Don’t be too tentative about reaching out to members of the veterinary practice team if you need additional information or a little extra support. Also, it is important to be honest. If the option your veterinarian recommends seems too extreme or too expensive, or if you have other concerns, don’t be afraid to say so.
To provide the best care, veterinarians rely on pet owners to keep them informed about what’s going on at home.
“My first job,” says Dr. Bureau, “is to protect your animal’s health. My second job is to protect your bond. My third job is to protect your bank account— wherever I can—and to help you spend your money wisely.
“Once I’ve advised people of their choices,” she adds, “part of protecting the bond is not judging them . . . as long as they remain advocates and make choices that are in the best interest of their animal friend.”
You know your pet best. When you reach out to your veterinary team with a collaborative spirit, they’re equipped to educate you as needed, offer options, and support your pet care decisions.
Exam Room Etiquette
Manners expert Jodi R. R. Smith offers this advice for engaging in polite and respectful conversations with your pet’s veterinary team:
Tone of voice and collaboration are everything. Even when you are worried or frustrated, try to keep your voice neutral, then offer your input followed by questions like, “What do you think?” to keep the conversation constructive.

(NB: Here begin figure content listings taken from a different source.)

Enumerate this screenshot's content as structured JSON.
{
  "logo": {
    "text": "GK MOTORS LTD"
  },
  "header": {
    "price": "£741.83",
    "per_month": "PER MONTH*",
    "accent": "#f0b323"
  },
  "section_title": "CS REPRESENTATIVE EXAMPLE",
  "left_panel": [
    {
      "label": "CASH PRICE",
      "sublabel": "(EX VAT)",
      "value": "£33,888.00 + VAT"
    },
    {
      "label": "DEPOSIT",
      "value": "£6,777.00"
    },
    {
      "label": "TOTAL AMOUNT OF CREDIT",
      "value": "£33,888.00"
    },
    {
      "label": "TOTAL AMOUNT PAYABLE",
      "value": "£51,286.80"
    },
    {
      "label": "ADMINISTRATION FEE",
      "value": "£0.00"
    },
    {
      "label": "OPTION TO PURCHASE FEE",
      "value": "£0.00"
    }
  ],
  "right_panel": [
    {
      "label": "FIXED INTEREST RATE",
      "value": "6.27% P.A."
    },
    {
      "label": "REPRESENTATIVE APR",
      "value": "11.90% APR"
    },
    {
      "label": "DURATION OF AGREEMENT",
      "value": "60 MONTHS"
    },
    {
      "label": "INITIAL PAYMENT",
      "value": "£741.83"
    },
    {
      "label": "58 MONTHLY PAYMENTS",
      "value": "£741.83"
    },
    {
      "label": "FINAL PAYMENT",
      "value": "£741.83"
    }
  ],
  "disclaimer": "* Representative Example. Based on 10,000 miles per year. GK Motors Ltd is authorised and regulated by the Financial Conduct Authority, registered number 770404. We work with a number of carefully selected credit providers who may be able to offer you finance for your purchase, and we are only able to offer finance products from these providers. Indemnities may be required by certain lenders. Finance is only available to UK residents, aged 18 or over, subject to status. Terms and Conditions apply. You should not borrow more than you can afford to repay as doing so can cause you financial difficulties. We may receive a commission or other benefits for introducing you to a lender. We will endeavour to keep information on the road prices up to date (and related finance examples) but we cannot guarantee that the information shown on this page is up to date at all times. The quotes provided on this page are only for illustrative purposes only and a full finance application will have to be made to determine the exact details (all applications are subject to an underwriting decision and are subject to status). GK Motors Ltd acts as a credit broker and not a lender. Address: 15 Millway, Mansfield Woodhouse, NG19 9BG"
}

Bring notes, and take notes. Many times, you’re exchanging a lot of information in a short amount of time, and it’s easy to forget something you wanted to discuss or something the veterinarian mentioned.
Accept responsibility for your own understanding. Rather than saying, “You’re not making sense,” say, “I didn’t understand that last part,” or “I need your help to understand. . . .”
Deliver reminders quickly, and then move on. Veterinary teams manage thousands of cases per year. If the doctor or a staff member forgets a point or two about your preferences, be matter of fact with your reminder. There’s no need to explain everything again from the beginning.
Leave specific messages. Be clear about why you’re calling and what you need, rather than just saying, “Call me.”
Emotions are OK. As healthcare providers, veterinary teams help people through tough times often enough that they understand if you are upset. In nonemergency situations, it’s fine to ask for time to collect yourself.